In its new report, ‘Ready and resilient? How NHS trusts have prepared for winter’, the organisation outlines what trusts have done to ensure safe, high quality care for patients.

The organisation has said that whilst planning for winter is “more meticulous than ever before,” the health service is “already at or close to full stretch”, and so may be tested over the coming months.

Trusts have taken steps such as implementing local resilience plans with partner organisations, like social care services, by introducing checklists to standardise the delivery of basic care.

Nationally, there have been steps which NHS Providers has said will improve NHS resilience, including the appointment of Pauline Philip as national director responsible for winter planning, and putting in place contingency plans to support those trusts at greatest risk of struggling over the winter.

It says that the additional £335m in the 2017 budget will help the NHS to cope with the winter.

Although Providers says that trusts are as prepared as they can be, the report highlights the difficulties that may reduce trusts’ abilities to cope, including staff shortages and funding pressures.

This year’s flu strain is  “potentially the worst" in two decades, having already placed Australian and New Zealand health systems under “severe pressure” earlier this year.

The NHS’s bed shortage will also place the system under strain, with bed occupancy running at 87% on average and and being worsened by a sharp rise in delayed discharges.

Chris Hopson, chief executive of NHS Providers, explained that winter is always a challenge to the NHS.

“Last year the pressures were intolerable.

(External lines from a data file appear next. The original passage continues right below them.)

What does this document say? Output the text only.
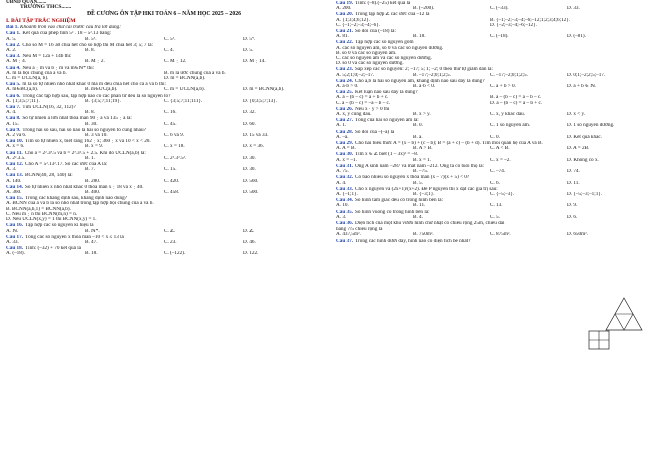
UBND QUẬN.......
TRƯỜNG THCS.......
ĐỀ CƯƠNG ÔN TẬP HKI TOÁN 6 – NĂM HỌC 2025 – 2026
I. BÀI TẬP TRẮC NGHIỆM
Bài 1. Khoanh tròn vào chữ cái trước câu trả lời đúng:
Câu 1. Kết quả của phép tính 5² . 18 – 5².13 bằng:
A. 5.	B. 5³.	C. 5².	D. 5⁴.
Câu 2. Cho số M = 16‾a0 chia hết cho số hợp thì M chia hết 3; 5; 7 là:
A. 2.	B. 8.	C. 4.	D. 5.
Câu 3. Nếu M = 12a + 14b thì:
A. M⋮4.	B. M⋮2.	C. M⋮12.	D. M⋮14.
Câu 4. Nếu a⋮m và b⋮m và m∈ℕ* thì:
A. m là bội chung của a và b.	B. m là ước chung của a và b.
C. m = ƯCLN(a, b).	D. m = BCNN(a,b).
Câu 5. m là số tự nhiên nhỏ nhất khác 0 mà m đều chia hết cho cả a và b thì:
A. m∈BC(a,b).	B. m∈ƯC(a,b).	C. m = ƯCLN(a,b).	D. m = BCNN(a,b).
Câu 6. Trong các tập hợp sau, tập hợp nào có các phần tử đều là số nguyên tố?
A. {1;3;5;7;11}.	B. {3;5;7;11;19}.	C. {3;5;7;11;111}.	D. {0;3;5;7;13}.
Câu 7. Tìm ƯCLN(16, 32, 112)?
A. 4.	B. 8.	C. 16.	D. 32.
Câu 8. Số tự nhiên a lớn nhất thỏa mãn 90⋮a và 135⋮a là:
A. 15.	B. 30.	C. 45.	D. 60.
Câu 9. Trong hai số sau, hai số nào là hai số nguyên tố cùng nhau?
A. 2 và 6.	B. 3 và 10.	C. 6 và 9.	D. 15 và 33.
Câu 10. Tìm số tự nhiên x, biết rằng 162⋮x; 360⋮x và 10 < x < 20.
A. x = 6.	B. x = 9.	C. x = 18.	D. x = 36.
Câu 11. Cho a = 2².3³.5 và b = 2³.3².5 + 2.5. Khi đó ƯCLN(a,b) là:
A. 2².3.5.	B. 1.	C. 2².3².5².	D. 30.
Câu 12. Cho A = 5².13².17. Số các ước của A là:
A. 3.	B. 7.	C. 15.	D. 30.
Câu 13. BCNN(40, 28, 140) là:
A. 140.	B. 280.	C. 420.	D. 560.
Câu 14. Số tự nhiên x nhỏ nhất khác 0 thỏa mãn x⋮18 và x⋮40.
A. 360.	B. 400.	C. 458.	D. 500.
Câu 15. Trong các khẳng định sau, khẳng định nào đúng?
A. BCNN của a và b là số nhỏ nhất trong tập hợp bội chung của a và b.
B. BCNN(a,b,1) = BCNN(a,b).
C. Nếu m⋮n thì BCNN(m,n) = n.
D. Nếu ƯCLN(x,y) = 1 thì BCNN(x,y) = 1.
Câu 16. Tập hợp các số nguyên kí hiệu là
A. ℕ.	B. ℕ*.	C. ℤ.	D. ℤ.
Câu 17. Tổng các số nguyên x thỏa mãn –10 < x ≤ 13 là
A. 33.	B. 47.	C. 23.	D. 46.
Câu 18. Tính: (–32) + 70 kết quả là
A. (–18).	B. 18.	C. (–122).	D. 122.
Câu 19. Tính: (–8).(–25) kết quả là
A. 200.	B. (–200).	C. (–33).	D. 33.
Câu 20. Trong tập hợp ℤ các ước của –12 là
A. {1;3;4;6;12}.	B. {–1;–2;–3;–4;–6;–12;1;2;3;4;6;12}.
C. {–1;–2;–3;–4;–6}.	D. {–2;–3;–4;–6;–12}.
Câu 21. Số đối của (–18) là:
A. 81.	B. 18.	C. (–18).	D. (–81).
Câu 22. Tập hợp các số nguyên gồm
A. các số nguyên âm, số 0 và các số nguyên dương.
B. số 0 và các số nguyên âm.
C. các số nguyên âm và các số nguyên dương.
D. số 0 và các số nguyên dương.
Câu 23. Sắp xếp các số nguyên: 2; –17; 5; 1; –2; 0 theo thứ tự giảm dần là:
A. 5;2;1;0;–2;–17.	B. –17;–2;0;1;2;5.	C. –17;–2;0;1;2;5.	D. 0;1;–2;2;5;–17.
Câu 24. Cho a,b là hai số nguyên âm, khẳng định nào sau đây là đúng?
A. a·b > 0.	B. a·b < 0.	C. a + b > 0.	D. a + b ∈ ℕ.
Câu 25. Kết luận nào sau đây là đúng?
A. a – (b – c) = a + b + c.	B. a – (b – c) = a – b – c.
C. a – (b – c) = –a – b – c.	D. a – (b – c) = a – b + c.
Câu 26. Nếu x · y > 0 thì
A. x, y cùng dấu.	B. x > y.	C. x, y khác dấu.	D. x < y.
Câu 27. Tổng của hai số nguyên âm là:
A. 1.	B. 0.	C. 1 số nguyên âm.	D. 1 số nguyên dương.
Câu 28. Số đối của –(–a) là
A. –a.	B. a.	C. 0.	D. Kết quả khác.
Câu 29. Cho hai biểu thức A = (x – b) + (c – b); B = (a + c) – (b + d). Tìm mối quan hệ của A và B.
A. A = B.	B. A > B.	C. A < B.	D. A = 2B.
Câu 30. Tìm x ∈ ℤ biết (1 – 3x)² = –8.
A. x = –1.	B. x = 1.	C. x = –2.	D. Không có x.
Câu 31. Ông A sinh năm –287 và mất năm –212. Ông ta có tuổi thọ là:
A. 75.	B. –75.	C. –74.	D. 74.
Câu 32. Có bao nhiêu số nguyên x thỏa mãn (x – 7)(x + 5) < 0?
A. 4.	B. 5.	C. 6.	D. 11.
Câu 33. Cho x nguyên và (2x+1)/(x+2). Để P nguyên thì x đạt các giá trị sau:
A. {–1;1}.	B. {–3;1}.	C. {–5;–3}.	D. {–5;–3;–1;1}.
Câu 34. Số hình tam giác đều có trong hình bên là:
A. 10.	B. 11.	C. 13.	D. 9.
Câu 35. Số hình vuông có trong hình bên là:
A. 3.	B. 4.	C. 5.	D. 6.
Câu 36. Diện tích của một khu vườn hình chữ nhật có chiều rộng 25m, chiều dài
bằng 7/5 chiều rộng là
A. 437,5m².	B. 750m².	C. 875m².	D. 650m².
Câu 37. Trong các hình dưới đây, hình nào có diện tích bé nhất?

Services were stretched up to, and in some places beyond, breaking point,” he said.

“This time preparations have never been more thorough.”

Hopson added that the report demonstrates the range of measures trusts have put into place to improve resilience and the work that national bodies are doing to support this.

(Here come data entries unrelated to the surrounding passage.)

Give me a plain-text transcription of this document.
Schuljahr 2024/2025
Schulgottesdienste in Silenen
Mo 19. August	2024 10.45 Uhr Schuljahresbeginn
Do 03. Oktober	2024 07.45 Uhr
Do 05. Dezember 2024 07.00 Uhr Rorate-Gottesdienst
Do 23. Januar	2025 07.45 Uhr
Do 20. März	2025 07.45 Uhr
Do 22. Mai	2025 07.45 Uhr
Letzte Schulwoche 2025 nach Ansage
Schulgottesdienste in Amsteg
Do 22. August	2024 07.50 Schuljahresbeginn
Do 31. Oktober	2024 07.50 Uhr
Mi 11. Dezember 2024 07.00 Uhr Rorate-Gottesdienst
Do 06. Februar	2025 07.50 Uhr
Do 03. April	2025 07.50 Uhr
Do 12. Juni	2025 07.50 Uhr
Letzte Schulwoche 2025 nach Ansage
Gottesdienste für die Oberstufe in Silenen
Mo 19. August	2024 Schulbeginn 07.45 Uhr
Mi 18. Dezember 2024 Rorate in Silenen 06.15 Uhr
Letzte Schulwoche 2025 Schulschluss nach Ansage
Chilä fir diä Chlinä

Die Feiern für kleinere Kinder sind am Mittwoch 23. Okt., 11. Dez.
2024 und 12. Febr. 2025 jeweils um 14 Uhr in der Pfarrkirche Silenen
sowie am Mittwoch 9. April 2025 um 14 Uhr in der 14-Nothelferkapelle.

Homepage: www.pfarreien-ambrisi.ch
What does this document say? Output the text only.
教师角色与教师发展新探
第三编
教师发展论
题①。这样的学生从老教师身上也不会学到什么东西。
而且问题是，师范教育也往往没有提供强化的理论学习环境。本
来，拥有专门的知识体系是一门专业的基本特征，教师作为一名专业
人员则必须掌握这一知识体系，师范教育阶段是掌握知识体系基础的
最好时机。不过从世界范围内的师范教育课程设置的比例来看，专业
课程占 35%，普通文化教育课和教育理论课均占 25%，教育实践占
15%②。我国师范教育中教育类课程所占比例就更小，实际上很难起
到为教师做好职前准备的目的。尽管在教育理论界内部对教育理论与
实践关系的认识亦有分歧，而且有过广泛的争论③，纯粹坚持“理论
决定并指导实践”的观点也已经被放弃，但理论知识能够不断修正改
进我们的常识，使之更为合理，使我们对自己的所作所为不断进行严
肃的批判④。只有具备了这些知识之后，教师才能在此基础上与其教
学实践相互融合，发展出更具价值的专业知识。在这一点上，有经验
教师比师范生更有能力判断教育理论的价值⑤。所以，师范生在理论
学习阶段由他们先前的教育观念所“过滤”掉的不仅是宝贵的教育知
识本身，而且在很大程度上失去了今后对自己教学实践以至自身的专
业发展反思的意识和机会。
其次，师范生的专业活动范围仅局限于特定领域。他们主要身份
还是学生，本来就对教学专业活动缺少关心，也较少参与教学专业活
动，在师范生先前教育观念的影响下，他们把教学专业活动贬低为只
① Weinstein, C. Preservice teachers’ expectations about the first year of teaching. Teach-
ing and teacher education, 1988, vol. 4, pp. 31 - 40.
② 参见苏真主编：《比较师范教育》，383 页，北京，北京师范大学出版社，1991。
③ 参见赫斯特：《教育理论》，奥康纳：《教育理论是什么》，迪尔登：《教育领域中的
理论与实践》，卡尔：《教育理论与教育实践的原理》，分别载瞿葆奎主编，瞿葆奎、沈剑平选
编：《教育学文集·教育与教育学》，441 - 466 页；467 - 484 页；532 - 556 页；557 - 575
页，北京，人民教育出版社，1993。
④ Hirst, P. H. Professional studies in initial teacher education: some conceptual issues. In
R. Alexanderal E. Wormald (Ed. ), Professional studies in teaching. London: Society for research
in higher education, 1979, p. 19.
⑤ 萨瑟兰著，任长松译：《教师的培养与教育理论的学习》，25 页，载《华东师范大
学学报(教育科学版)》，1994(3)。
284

He continued: “But we have to recognise we are not where we would want to be as we head into winter.

“The NHS is already under severe pressure, and while the additional funding in the recent Budget is welcome, it has come very late to be used to maximum effect.

“We cannot say with certainty how tough this winter will be, but the likelihood is that services will be sorely tested.”

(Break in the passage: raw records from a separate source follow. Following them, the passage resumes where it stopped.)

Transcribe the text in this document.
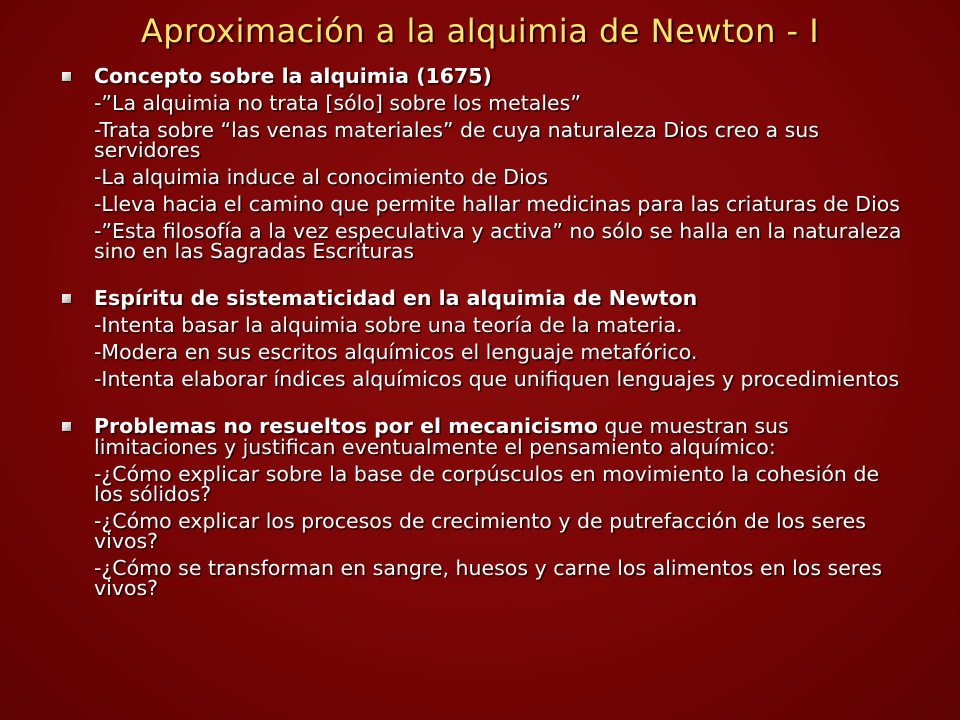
Aproximación a la alquimia de Newton - I
Concepto sobre la alquimia (1675)
-”La alquimia no trata [sólo] sobre los metales”
-Trata sobre “las venas materiales” de cuya naturaleza Dios creo a sus servidores
-La alquimia induce al conocimiento de Dios
-Lleva hacia el camino que permite hallar medicinas para las criaturas de Dios
-”Esta filosofía a la vez especulativa y activa” no sólo se halla en la naturaleza sino en las Sagradas Escrituras
Espíritu de sistematicidad en la alquimia de Newton
-Intenta basar la alquimia sobre una teoría de la materia.
-Modera en sus escritos alquímicos el lenguaje metafórico.
-Intenta elaborar índices alquímicos que unifiquen lenguajes y procedimientos
Problemas no resueltos por el mecanicismo que muestran sus limitaciones y justifican eventualmente el pensamiento alquímico:
-¿Cómo explicar sobre la base de corpúsculos en movimiento la cohesión de los sólidos?
-¿Cómo explicar los procesos de crecimiento y de putrefacción de los seres vivos?
-¿Cómo se transforman en sangre, huesos y carne los alimentos en los seres vivos?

President of the Royal College of Physicians, Professor Jane Dacre, wrote to NHS trust chief executives early last month with guidance on how to mitigate winter pressures, and said that it is “reassuring” that measures have been put in place in preparation for the winter.

Dacre said: “The measures largely echo our advice, and in addition to the measures directly aimed at patients, hospitals must put facilities and plans in place to protect the physical and mental wellbeing of the workforce.

“We hope that the recent funding increase from the chancellor will be made quickly and easily available to the NHS and agree with NHS Providers that using some of it to buy more social care and extra staff will ease the burden on our hospitals.”

Glen Burley, chief executive of South Warwickshire NHS Foundation Trust, described some of the measures put in place for winter, including the pending opening of the redesigned emergency assessment unit.

He said: “In Wye Valley we’ve been looking at staffing out of hours and at night time particularly to ensure that we’ve got the right staffing to meet demand, and at both trusts we’ve been really focussed on staff flu vaccination.”

West Midlands Ambulance Service NHS Foundation Trust’s chief executive, Anthony Marsh, said that the trust has been putting extra nurses, GPs and paramedics in its call centers, which has reduced the number of patients taken to hospital, whilst supporting the handover of patients that do require hospital attendance.

Karen Partington, chief executive of Lancashire Teaching Hospitals NHS Foundation Trust, described the creation of a “ward liaison officer role.”

“It takes away some of the administrative roles, chasing up scans, making sure we’ve got the pharmacy in place, and that means the nurses are then free to look after the patients on the wards,” he added.

Chris Hopson concluded: “What we can say with confidence is that NHS trusts have prepared for the challenge and will do all they can to provide high quality care for every patient, whatever the pressure.”